Vermeer, a defense-focused startup developing AI-powered visual navigation systems for GPS-denied environments, has closed a $20 million Series A funding round. The company’s technology aims to enable autonomous operation of drones and ground vehicles in contested or degraded environments where GNSS signals are jammed or unavailable—a critical capability for future military operations.
Vermeer’s Mission: Autonomy Without GPS
Founded in 2020 and based in Los Angeles, Vermeer is developing a next-generation navigation stack that leverages computer vision and artificial intelligence to enable autonomous platforms—such as UAVs and UGVs—to localize and move without relying on satellite-based positioning systems. This capability is increasingly vital as adversaries deploy electronic warfare tools capable of jamming or spoofing GNSS signals.
The core of Vermeer’s solution is a proprietary visual-inertial odometry (VIO) engine combined with simultaneous localization and mapping (SLAM) algorithms. These allow platforms to build maps of their surroundings in real time using onboard cameras and inertial measurement units (IMUs), enabling them to navigate even in complex indoor or subterranean environments.
$20 Million Infusion Led by First Spark Ventures
The Series A round was led by First Spark Ventures—a fund co-founded by former Google CEO Eric Schmidt—with participation from existing investors including Lux Capital and Founders Fund. According to TechCrunch reporting from April 2024, the funding will be used to expand Vermeer’s engineering team, accelerate product development, and scale field testing with U.S. government partners.
Eric Schmidt’s involvement underscores growing investor interest in dual-use technologies that bridge commercial innovation with national security applications. Vermeer’s CEO David Levitt stated that the company has already demonstrated its system on multiple autonomous platforms under Department of Defense contracts.

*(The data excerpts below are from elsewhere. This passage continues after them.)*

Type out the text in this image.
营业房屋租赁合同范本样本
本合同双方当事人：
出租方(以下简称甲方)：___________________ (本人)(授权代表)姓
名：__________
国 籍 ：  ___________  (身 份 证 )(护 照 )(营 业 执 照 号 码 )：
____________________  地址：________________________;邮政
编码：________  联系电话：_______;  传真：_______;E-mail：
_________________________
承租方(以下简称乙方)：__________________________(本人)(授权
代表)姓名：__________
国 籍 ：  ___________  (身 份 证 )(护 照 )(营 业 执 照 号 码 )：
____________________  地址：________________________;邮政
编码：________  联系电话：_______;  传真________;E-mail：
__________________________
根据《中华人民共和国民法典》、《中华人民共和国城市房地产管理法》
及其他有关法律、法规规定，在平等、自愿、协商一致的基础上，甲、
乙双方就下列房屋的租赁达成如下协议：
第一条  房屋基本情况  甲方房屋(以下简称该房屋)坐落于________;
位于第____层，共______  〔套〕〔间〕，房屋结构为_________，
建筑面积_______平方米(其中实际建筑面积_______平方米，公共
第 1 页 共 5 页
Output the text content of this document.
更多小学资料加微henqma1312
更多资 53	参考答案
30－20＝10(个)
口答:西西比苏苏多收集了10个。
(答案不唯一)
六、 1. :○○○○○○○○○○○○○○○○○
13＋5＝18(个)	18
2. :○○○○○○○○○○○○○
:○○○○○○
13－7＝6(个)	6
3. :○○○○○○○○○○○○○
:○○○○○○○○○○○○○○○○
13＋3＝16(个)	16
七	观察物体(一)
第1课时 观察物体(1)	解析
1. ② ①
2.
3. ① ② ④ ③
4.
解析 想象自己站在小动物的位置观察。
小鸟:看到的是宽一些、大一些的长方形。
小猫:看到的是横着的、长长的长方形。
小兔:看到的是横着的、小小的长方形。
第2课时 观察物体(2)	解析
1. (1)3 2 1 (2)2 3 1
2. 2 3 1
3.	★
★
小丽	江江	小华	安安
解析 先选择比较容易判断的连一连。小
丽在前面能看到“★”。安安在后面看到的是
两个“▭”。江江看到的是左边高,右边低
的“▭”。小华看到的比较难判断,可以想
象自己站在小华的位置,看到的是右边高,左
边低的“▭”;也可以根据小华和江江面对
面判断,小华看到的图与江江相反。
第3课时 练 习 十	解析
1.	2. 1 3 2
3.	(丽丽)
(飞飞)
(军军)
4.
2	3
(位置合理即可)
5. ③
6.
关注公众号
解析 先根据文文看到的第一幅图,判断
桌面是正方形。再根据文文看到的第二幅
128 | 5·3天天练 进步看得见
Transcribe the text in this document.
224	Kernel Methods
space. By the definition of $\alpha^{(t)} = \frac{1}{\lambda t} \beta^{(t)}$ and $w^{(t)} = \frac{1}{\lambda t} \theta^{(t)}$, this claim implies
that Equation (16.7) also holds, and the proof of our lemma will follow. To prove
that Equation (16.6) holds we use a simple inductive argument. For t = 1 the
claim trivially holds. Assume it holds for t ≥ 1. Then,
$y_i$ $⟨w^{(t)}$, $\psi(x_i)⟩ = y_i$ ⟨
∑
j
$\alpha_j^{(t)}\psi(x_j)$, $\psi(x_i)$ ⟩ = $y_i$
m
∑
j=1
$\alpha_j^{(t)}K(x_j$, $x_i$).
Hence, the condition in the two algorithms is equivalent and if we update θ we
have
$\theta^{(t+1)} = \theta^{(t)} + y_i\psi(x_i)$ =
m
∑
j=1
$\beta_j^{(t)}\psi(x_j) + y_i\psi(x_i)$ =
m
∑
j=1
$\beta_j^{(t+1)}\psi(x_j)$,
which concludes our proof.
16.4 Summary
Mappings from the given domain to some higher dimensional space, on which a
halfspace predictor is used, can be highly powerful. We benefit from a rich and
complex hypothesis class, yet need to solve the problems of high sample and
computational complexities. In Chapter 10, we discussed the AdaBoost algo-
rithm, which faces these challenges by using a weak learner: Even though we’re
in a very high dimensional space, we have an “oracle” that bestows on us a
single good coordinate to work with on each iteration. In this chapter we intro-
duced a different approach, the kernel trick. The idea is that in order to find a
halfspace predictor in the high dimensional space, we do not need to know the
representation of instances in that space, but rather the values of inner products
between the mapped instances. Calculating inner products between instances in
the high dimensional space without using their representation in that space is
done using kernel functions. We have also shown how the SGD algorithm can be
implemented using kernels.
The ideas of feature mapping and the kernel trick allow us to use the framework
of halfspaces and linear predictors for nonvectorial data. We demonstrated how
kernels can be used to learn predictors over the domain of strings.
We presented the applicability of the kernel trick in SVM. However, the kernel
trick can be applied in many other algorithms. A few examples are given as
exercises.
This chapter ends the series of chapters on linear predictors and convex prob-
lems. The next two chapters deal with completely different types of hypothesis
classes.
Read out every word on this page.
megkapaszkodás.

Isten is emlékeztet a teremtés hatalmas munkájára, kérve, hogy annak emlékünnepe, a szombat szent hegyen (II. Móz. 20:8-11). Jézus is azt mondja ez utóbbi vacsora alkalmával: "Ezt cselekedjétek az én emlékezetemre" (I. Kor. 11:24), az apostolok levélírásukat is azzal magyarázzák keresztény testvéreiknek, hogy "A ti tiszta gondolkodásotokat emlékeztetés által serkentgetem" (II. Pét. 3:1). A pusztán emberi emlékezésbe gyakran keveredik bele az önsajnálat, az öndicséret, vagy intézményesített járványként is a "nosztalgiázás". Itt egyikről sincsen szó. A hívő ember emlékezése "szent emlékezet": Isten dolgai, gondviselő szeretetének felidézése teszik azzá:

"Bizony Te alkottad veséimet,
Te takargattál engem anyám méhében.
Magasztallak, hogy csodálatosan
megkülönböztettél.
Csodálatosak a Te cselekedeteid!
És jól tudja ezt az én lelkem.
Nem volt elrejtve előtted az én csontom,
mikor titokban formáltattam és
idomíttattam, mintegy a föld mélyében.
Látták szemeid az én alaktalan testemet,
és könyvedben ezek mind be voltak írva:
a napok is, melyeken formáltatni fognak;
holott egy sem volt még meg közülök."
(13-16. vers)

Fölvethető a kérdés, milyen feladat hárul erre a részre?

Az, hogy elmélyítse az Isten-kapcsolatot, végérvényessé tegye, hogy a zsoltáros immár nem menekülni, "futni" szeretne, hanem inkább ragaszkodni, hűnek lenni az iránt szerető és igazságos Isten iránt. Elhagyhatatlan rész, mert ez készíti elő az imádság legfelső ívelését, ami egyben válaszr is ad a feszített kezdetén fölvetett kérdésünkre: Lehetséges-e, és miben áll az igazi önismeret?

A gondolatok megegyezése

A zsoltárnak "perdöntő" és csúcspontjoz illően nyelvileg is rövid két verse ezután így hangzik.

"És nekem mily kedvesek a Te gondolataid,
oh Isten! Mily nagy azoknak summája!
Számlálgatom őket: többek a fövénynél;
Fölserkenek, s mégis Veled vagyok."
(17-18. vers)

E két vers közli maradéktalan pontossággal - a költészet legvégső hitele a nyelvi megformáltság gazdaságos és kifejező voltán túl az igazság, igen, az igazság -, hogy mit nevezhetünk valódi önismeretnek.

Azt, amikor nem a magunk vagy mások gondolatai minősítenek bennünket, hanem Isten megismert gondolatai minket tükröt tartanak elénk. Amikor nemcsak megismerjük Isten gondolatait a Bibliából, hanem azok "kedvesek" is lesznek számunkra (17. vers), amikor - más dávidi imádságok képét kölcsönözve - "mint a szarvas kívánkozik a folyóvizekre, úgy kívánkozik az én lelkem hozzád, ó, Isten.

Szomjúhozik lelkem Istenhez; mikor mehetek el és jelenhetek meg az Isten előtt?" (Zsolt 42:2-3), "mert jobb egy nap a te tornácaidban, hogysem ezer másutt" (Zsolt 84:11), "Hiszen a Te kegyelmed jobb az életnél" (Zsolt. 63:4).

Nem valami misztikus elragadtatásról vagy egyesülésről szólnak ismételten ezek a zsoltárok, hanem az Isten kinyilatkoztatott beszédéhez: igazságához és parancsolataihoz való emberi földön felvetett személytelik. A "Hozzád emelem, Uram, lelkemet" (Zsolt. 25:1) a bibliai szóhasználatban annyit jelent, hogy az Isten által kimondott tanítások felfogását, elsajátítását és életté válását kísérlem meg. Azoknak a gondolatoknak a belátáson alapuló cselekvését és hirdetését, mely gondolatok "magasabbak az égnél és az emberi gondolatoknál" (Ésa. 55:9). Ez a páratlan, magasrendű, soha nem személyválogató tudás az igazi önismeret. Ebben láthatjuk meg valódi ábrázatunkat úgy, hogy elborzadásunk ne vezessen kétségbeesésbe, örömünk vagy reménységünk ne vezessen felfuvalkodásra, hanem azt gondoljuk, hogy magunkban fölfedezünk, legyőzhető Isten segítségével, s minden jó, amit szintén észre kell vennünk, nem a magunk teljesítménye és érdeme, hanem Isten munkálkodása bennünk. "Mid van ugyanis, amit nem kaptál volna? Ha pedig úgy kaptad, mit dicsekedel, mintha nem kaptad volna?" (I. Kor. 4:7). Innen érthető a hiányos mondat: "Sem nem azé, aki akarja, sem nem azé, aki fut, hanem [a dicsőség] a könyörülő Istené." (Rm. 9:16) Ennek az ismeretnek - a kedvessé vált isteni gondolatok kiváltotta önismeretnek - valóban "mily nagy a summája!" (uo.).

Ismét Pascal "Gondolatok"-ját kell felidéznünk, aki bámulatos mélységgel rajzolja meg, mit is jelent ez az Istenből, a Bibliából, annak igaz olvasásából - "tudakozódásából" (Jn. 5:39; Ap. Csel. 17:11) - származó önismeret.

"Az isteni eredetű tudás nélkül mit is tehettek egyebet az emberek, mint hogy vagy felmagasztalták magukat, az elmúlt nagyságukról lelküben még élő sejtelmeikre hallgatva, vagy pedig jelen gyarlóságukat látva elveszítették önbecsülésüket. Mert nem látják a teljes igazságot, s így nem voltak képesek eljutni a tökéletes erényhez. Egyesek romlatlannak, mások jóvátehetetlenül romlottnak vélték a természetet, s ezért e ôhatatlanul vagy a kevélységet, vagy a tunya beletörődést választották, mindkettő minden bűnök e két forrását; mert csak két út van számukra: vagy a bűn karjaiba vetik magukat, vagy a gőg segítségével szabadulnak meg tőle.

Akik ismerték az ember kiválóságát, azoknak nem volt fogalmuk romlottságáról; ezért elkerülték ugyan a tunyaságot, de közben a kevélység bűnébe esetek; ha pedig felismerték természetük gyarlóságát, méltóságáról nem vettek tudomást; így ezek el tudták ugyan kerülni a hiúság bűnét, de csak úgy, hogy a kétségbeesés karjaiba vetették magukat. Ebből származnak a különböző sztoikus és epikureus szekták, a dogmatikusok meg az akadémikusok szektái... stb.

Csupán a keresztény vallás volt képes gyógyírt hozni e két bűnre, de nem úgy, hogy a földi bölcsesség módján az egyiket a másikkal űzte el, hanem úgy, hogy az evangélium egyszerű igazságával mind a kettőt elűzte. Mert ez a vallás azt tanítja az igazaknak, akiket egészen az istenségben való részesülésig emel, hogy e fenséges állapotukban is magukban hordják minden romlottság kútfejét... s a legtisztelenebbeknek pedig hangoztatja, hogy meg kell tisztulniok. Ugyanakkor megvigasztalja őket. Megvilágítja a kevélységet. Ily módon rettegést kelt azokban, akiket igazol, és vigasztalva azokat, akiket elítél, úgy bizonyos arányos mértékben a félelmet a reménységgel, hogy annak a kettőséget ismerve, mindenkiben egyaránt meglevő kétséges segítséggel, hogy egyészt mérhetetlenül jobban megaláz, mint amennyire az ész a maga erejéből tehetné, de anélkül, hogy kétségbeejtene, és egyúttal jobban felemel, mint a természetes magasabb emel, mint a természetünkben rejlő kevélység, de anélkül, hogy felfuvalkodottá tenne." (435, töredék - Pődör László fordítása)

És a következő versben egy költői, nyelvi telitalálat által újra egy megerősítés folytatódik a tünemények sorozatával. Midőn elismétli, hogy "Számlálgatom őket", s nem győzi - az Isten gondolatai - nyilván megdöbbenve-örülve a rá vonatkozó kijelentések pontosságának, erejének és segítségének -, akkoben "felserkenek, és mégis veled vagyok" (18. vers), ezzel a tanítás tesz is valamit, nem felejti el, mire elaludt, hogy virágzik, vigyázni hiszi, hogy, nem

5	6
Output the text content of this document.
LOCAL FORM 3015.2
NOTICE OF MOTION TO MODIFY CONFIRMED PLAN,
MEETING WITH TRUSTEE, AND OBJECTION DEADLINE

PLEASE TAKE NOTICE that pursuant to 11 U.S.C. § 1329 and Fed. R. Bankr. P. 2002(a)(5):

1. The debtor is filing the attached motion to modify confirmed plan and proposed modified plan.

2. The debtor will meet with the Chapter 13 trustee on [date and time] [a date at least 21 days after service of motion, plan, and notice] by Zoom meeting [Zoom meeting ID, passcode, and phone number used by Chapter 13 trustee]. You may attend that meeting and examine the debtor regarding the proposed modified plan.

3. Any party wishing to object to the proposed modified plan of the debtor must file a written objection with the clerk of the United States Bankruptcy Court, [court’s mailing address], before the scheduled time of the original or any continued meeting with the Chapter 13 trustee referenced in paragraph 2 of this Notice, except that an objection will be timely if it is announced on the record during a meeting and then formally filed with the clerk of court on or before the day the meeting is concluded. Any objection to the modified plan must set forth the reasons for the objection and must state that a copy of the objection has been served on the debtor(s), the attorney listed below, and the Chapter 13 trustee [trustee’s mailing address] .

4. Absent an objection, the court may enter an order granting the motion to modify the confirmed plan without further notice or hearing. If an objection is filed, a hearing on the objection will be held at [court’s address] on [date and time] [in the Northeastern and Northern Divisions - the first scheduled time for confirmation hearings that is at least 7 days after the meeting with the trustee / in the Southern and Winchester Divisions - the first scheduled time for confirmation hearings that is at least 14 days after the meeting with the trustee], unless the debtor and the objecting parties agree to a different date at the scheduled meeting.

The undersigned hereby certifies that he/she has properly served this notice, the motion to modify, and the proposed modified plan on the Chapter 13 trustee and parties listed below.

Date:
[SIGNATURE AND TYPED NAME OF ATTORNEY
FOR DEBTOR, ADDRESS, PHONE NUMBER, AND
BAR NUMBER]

Targeting Military Use Cases in Contested Environments
GPS-denied navigation has become a top priority for the Pentagon as near-peer adversaries such as Russia and China increasingly deploy GNSS jamming/spoofing capabilities across multiple theaters. In Ukraine alone, Russian forces have employed widespread GNSS denial tactics against NATO-supplied drones and precision-guided munitions.
Vermeer’s technology is designed specifically for such contested domains. Potential applications include:
- Small UAVs operating beyond line-of-sight without GNSS
- Autonomous ground vehicles navigating indoors or underground
- Dismounted soldier localization via helmet-mounted vision systems
- Robotic ISR missions in urban combat zones
The startup claims its system can operate effectively even when visual features are sparse—such as dark tunnels or desert terrain—by fusing inertial data with deep-learning-based scene understanding.
DARPA Roots and Defense Validation Pathway
Vermeer’s founding team includes alumni from MIT CSAIL and former DARPA program contributors. The company has participated in early-stage prototyping efforts under the Defense Innovation Unit (DIU) and Small Business Innovation Research (SBIR) programs. It is reportedly working toward integration with DoD autonomy stacks such as the Army’s Robotic Technology Kernel (RTK) and the Air Force’s Autonomy Data & AI Environment (ADAE).
This aligns with broader Pentagon efforts under Project Convergence (Army), ABMS (Air Force), and Replicator Initiative (OSD) to field swarms of autonomous systems capable of operating in denied environments without human control or satellite dependence.
A Crowded but Critical Navigation Tech Landscape
Visual navigation is an active area of MilTech innovation with competitors like Shield AI (Nova series UAVs), Anduril Industries’ Lattice OS stack, Skydio X10D drones, and defense primes integrating SLAM into larger UGV/UAV platforms. However, many existing solutions still rely on intermittent GNSS fixes or require pre-mapped environments.
Vermeer aims to differentiate through real-time adaptability and minimal compute footprint—making it suitable for edge-deployed microdrones or low-SWaP robots operating autonomously at scale. If successful at TRL-7+ validation stages during operational testing with DoD units later this year, Vermeer could secure procurement pathways under OTAs or Rapid Capabilities Offices.